People who are passionately hateful, often coupled with making unreasonable claims, assertions or demands.
I miss the time when it seemed black/white and only "that other lot" was capable of that, but the more you discuss things and the more you learn about different views and groupings, the more you realise that those attitudes exist everywhere.

You can be unrelenting in your political views and still be a moderate. I think too many forget that. And I think the group mentality that sometimes arises in various communities too easily becomes a competition to be the most hardcore believer, and exclusionary of moderates, rather than being a competition to be the most reasonable.


----------



## peachypeach (Oct 9, 2014)

Republicans.

They f the world.

At least feminist r trying. And atheist choose, what did politics do? I don't like Dems but Reps are WORST. Despise that.

If Chrisitians are most hated, then I'm more convinced there is a God. Because that just makes sense to me...


----------



## T Studdly (Jul 20, 2013)

AmandaMarie87 said:


> This. The far leaning left wingers are actually very similar to really conservative folks. Both like to push their ideas down other people's throats.


This! :yes


----------



## Nekomata (Feb 3, 2012)

MRA's, Feminists, Athiests... other... I dunno, they're all pretty annoying x___x


----------



## blue2 (May 20, 2013)

religious people and non religious people no I'm messing the people I like are on an individual basis


----------



## RestlessNative (Jun 17, 2014)

I find the majority of them to be equally as annoying as the next.
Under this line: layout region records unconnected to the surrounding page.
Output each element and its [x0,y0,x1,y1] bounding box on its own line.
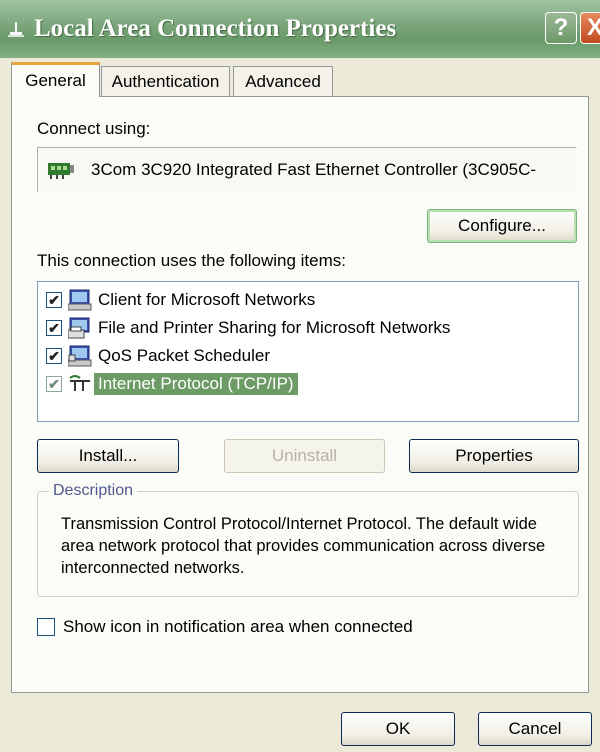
item-checkbox[interactable]: ✔ [46,291,62,308]
network-connection-icon [8,22,24,37]
show-icon-label: Show icon in notification area when conn… [63,617,413,636]
ok-button[interactable]: OK [341,712,455,746]
network-adapter-icon [48,163,74,179]
item-label: Client for Microsoft Networks [98,289,316,309]
help-button[interactable]: ? [545,12,577,44]
install-button[interactable]: Install... [37,439,179,473]
description-text: Transmission Control Protocol/Internet P… [61,515,546,577]
list-item[interactable]: ✔ Internet Protocol (TCP/IP) [46,370,298,397]
dialog-window: Local Area Connection Properties ? X Gen… [0,0,600,752]
item-label: QoS Packet Scheduler [98,345,270,365]
properties-button[interactable]: Properties [409,439,579,473]
close-button[interactable]: X [580,12,600,44]
connect-using-label: Connect using: [37,119,151,138]
show-icon-checkbox[interactable] [37,618,55,636]
item-label-selected: Internet Protocol (TCP/IP) [94,372,298,395]
item-checkbox[interactable]: ✔ [46,319,62,336]
list-item[interactable]: ✔ File and Printer Sharing for Microsoft… [46,314,454,341]
adapter-name: 3Com 3C920 Integrated Fast Ethernet Cont… [91,160,537,179]
uninstall-button[interactable]: Uninstall [224,439,385,473]
configure-button[interactable]: Configure... [427,209,577,243]
file-printer-sharing-icon [68,317,90,338]
title-bar[interactable]: Local Area Connection Properties ? X [0,0,600,58]
network-client-icon [68,289,92,310]
tab-advanced[interactable]: Advanced [233,66,333,96]
list-item[interactable]: ✔ Client for Microsoft Networks [46,286,319,313]
qos-scheduler-icon [68,345,92,366]
components-list[interactable]: ✔ Client for Microsoft Networks ✔ File a… [37,281,579,422]
adapter-field[interactable]: 3Com 3C920 Integrated Fast Ethernet Cont… [37,147,577,193]
tab-general[interactable]: General [11,62,100,97]
show-icon-option[interactable]: Show icon in notification area when conn… [37,617,413,637]
list-item[interactable]: ✔ QoS Packet Scheduler [46,342,274,369]
tab-authentication[interactable]: Authentication [101,66,230,96]
item-checkbox[interactable]: ✔ [46,375,62,392]
item-label: File and Printer Sharing for Microsoft N… [98,317,451,337]
window-title: Local Area Connection Properties [34,15,397,42]
items-label: This connection uses the following items… [37,251,346,270]
description-title: Description [49,482,138,500]
cancel-button[interactable]: Cancel [478,712,592,746]
item-checkbox[interactable]: ✔ [46,347,62,364]
protocol-icon [69,374,90,391]
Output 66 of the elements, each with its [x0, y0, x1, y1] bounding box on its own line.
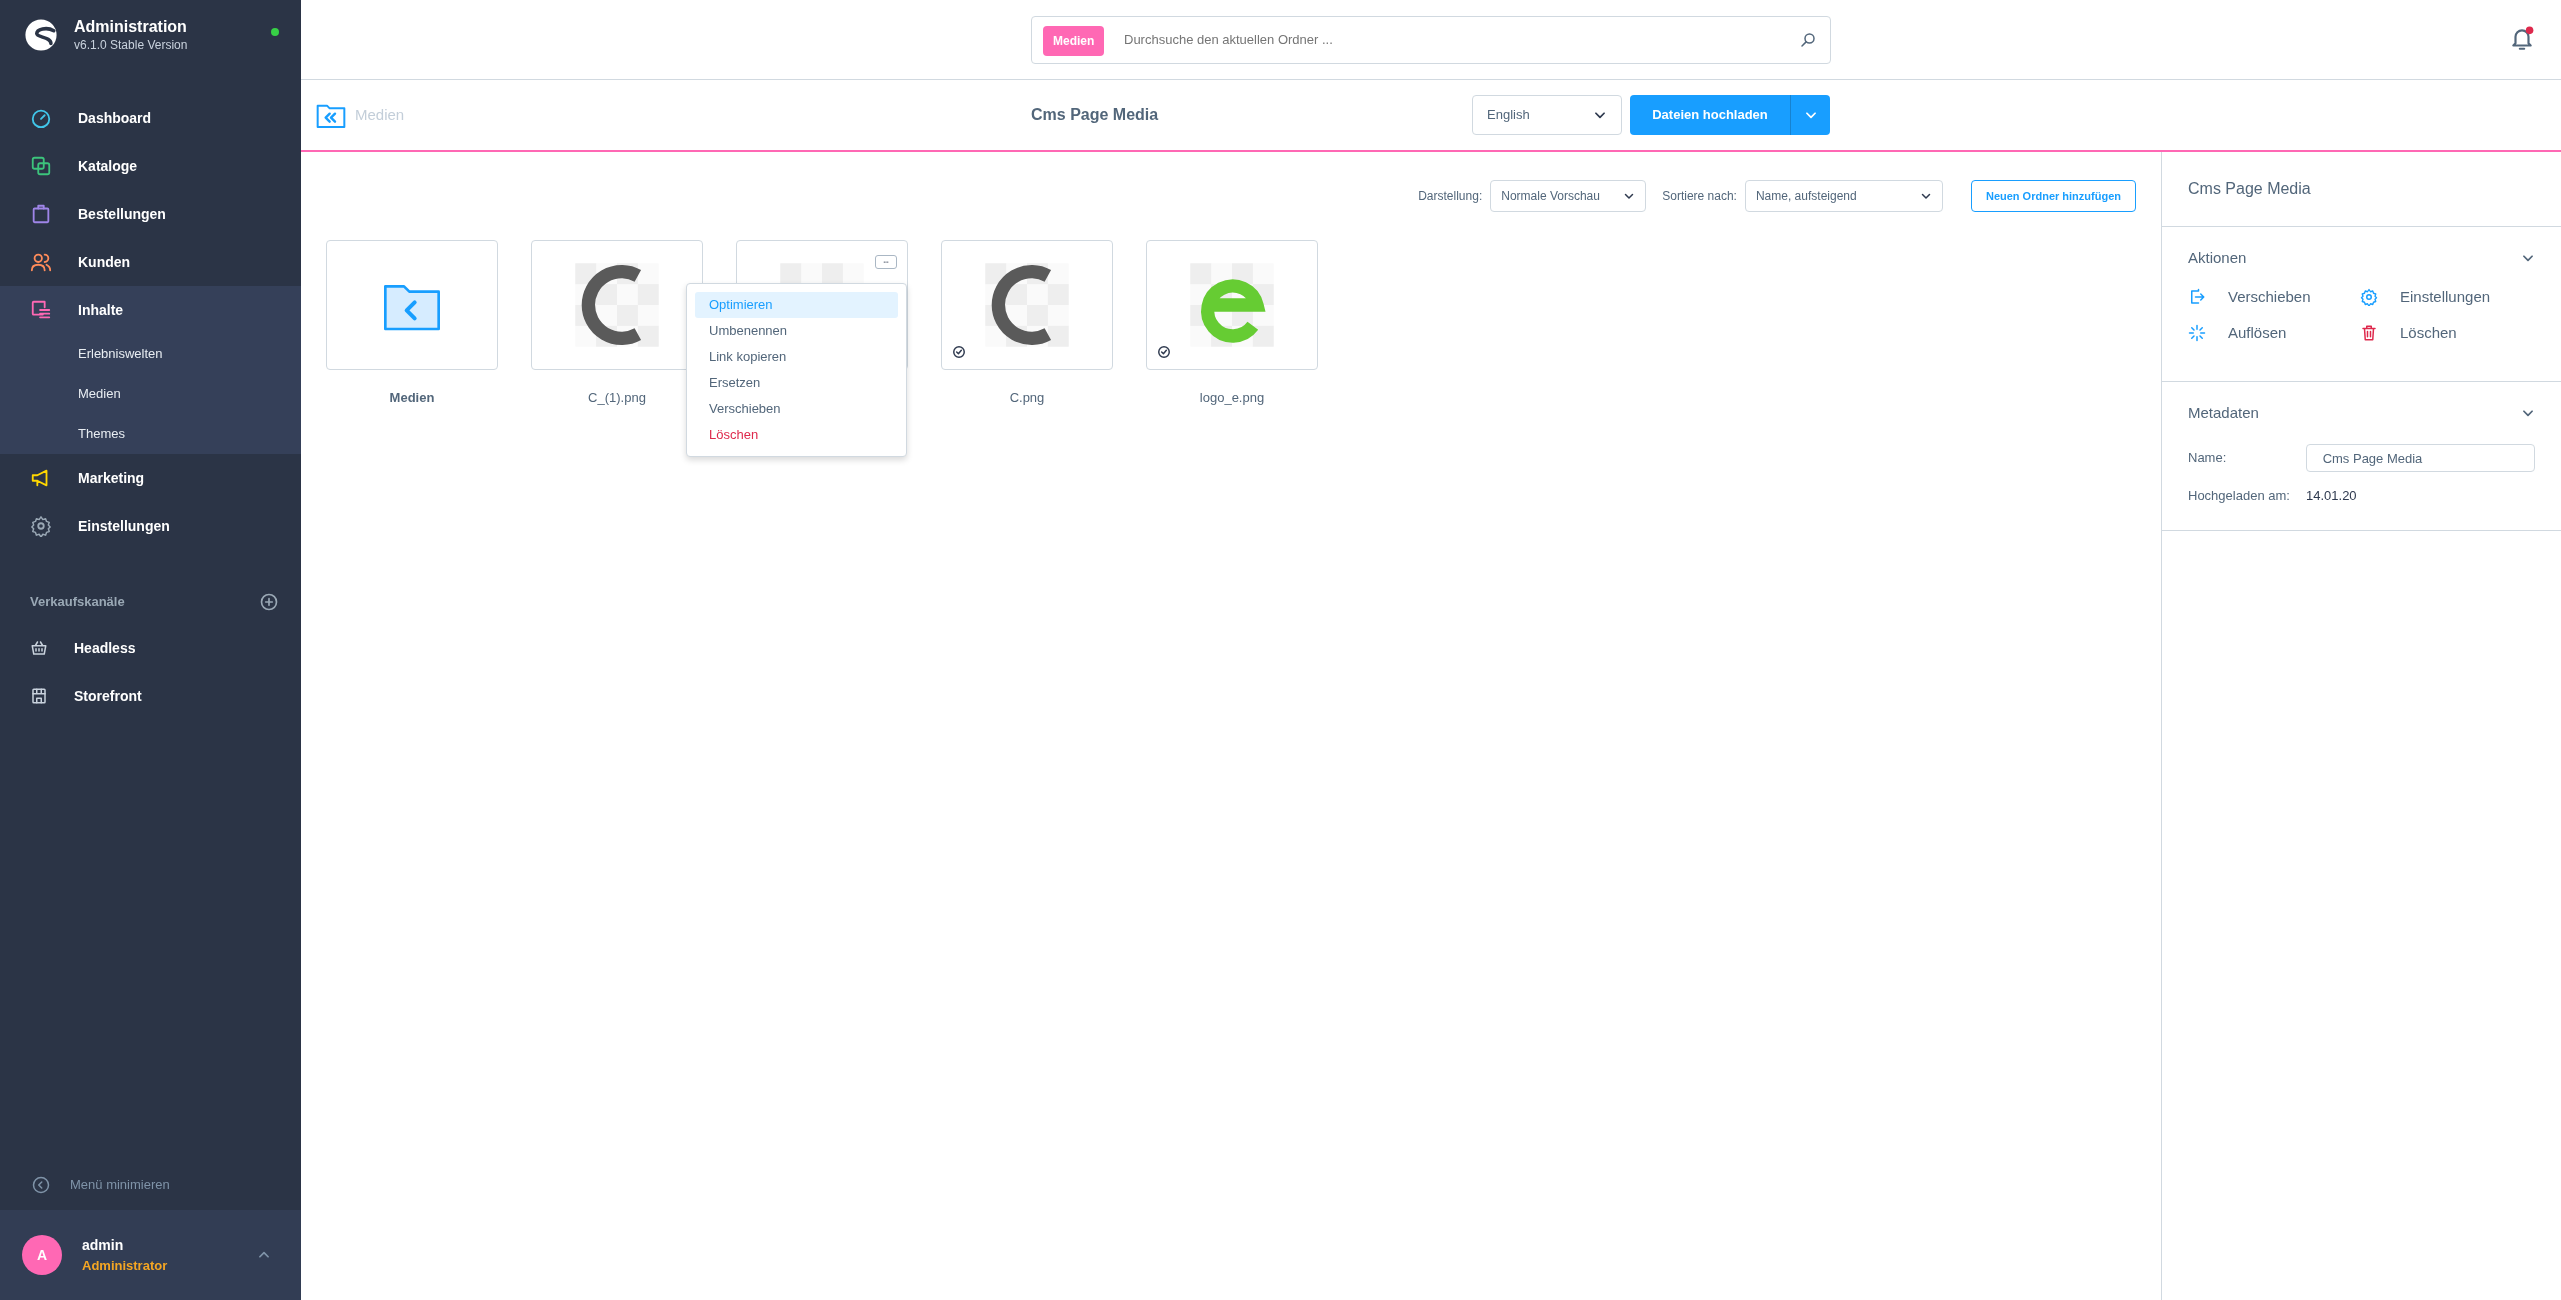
users-icon — [30, 251, 52, 273]
basket-icon — [30, 639, 48, 657]
chevron-left-icon — [32, 1176, 50, 1194]
action-link[interactable]: Einstellungen — [2360, 279, 2535, 315]
nav-item[interactable]: Inhalte — [0, 286, 301, 334]
nav-item[interactable]: Bestellungen — [0, 190, 301, 238]
upload-date: 14.01.20 — [2306, 487, 2357, 505]
nav-item[interactable]: Marketing — [0, 454, 301, 502]
content-icon — [30, 299, 52, 321]
add-icon[interactable] — [259, 592, 279, 612]
language-select[interactable]: English — [1472, 95, 1622, 135]
settings-icon — [30, 515, 52, 537]
squares-icon — [30, 155, 52, 177]
menu-item[interactable]: Ersetzen — [695, 370, 898, 396]
search-icon[interactable] — [1799, 30, 1817, 49]
field-label: Name: — [2188, 449, 2228, 468]
file-name: Medien — [388, 389, 436, 407]
action-link[interactable]: Löschen — [2360, 315, 2535, 351]
view-label: Darstellung: — [1418, 188, 1483, 205]
user-role: Administrator — [82, 1256, 169, 1275]
sales-channel-item[interactable]: Storefront — [0, 672, 301, 720]
media-card[interactable] — [531, 240, 703, 370]
page-title: Cms Page Media — [1031, 105, 1159, 125]
nav-item[interactable]: Dashboard — [0, 94, 301, 142]
menu-item[interactable]: Umbenennen — [695, 318, 898, 344]
field-label: Hochgeladen am: — [2188, 487, 2291, 505]
panel-title: Cms Page Media — [2188, 179, 2311, 199]
nav-subitem[interactable]: Medien — [0, 374, 301, 414]
user-name: admin — [82, 1235, 125, 1255]
app-title: Administration — [74, 18, 188, 36]
store-icon — [30, 687, 48, 705]
menu-item[interactable]: Löschen — [695, 422, 898, 448]
file-name: logo_e.png — [1198, 389, 1266, 407]
module-tag: Medien — [1043, 25, 1105, 56]
logo-icon — [24, 18, 58, 52]
sparkle-icon — [2188, 324, 2206, 342]
nav-item[interactable]: Kataloge — [0, 142, 301, 190]
nav-subitem[interactable]: Erlebniswelten — [0, 334, 301, 374]
media-card[interactable] — [941, 240, 1113, 370]
sales-channel-item[interactable]: Headless — [0, 624, 301, 672]
file-name: C.png — [1008, 389, 1046, 407]
sort-label: Sortiere nach: — [1662, 188, 1737, 205]
exit-icon — [2188, 288, 2206, 306]
sort-select[interactable]: Name, aufsteigend — [1744, 180, 1943, 212]
name-field[interactable]: Cms Page Media — [2305, 444, 2535, 472]
version-text: v6.1.0 Stable Version — [74, 37, 189, 54]
back-label: Medien — [355, 104, 405, 125]
minimize-menu-link[interactable]: Menü minimieren — [0, 1160, 301, 1210]
nav-subitem[interactable]: Themes — [0, 414, 301, 454]
bag-icon — [30, 203, 52, 225]
section-heading: Metadaten — [2188, 402, 2259, 423]
nav-item[interactable]: Einstellungen — [0, 502, 301, 550]
section-heading: Aktionen — [2188, 247, 2247, 268]
menu-item[interactable]: Link kopieren — [695, 344, 898, 370]
section-heading: Verkaufskanäle — [30, 593, 125, 612]
gear-icon — [2360, 288, 2378, 306]
bell-icon[interactable] — [2509, 26, 2535, 52]
action-link[interactable]: Auflösen — [2188, 315, 2360, 351]
trash-icon — [2360, 324, 2378, 342]
view-select[interactable]: Normale Vorschau — [1490, 180, 1647, 212]
file-name: C_(1).png — [587, 389, 647, 407]
action-link[interactable]: Verschieben — [2188, 279, 2360, 315]
menu-item[interactable]: Verschieben — [695, 396, 898, 422]
gauge-icon — [30, 107, 52, 129]
nav-item[interactable]: Kunden — [0, 238, 301, 286]
user-avatar: A — [22, 1235, 62, 1275]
Though I find it quite sad that Fundamentalist Christians have the most votes. They may be annoying, but nowhere near more annoying than plenty of the others listed.


----------



## estse (Nov 18, 2003)

Jesus Christ


----------



## monotonous (Feb 1, 2013)

the user monotonous annoys me the most


----------



## AussiePea (Mar 27, 2007)

I can't stand people who are so set in their political affiliation that under NO circumstances would they ever consider changing their vote, even if the opposition party better suits their needs and beliefs. They will also attack every single aspect of the oppositions policies to the point of hypocrisy.


----------



## SoWrongItsRight (May 9, 2012)

Obama


----------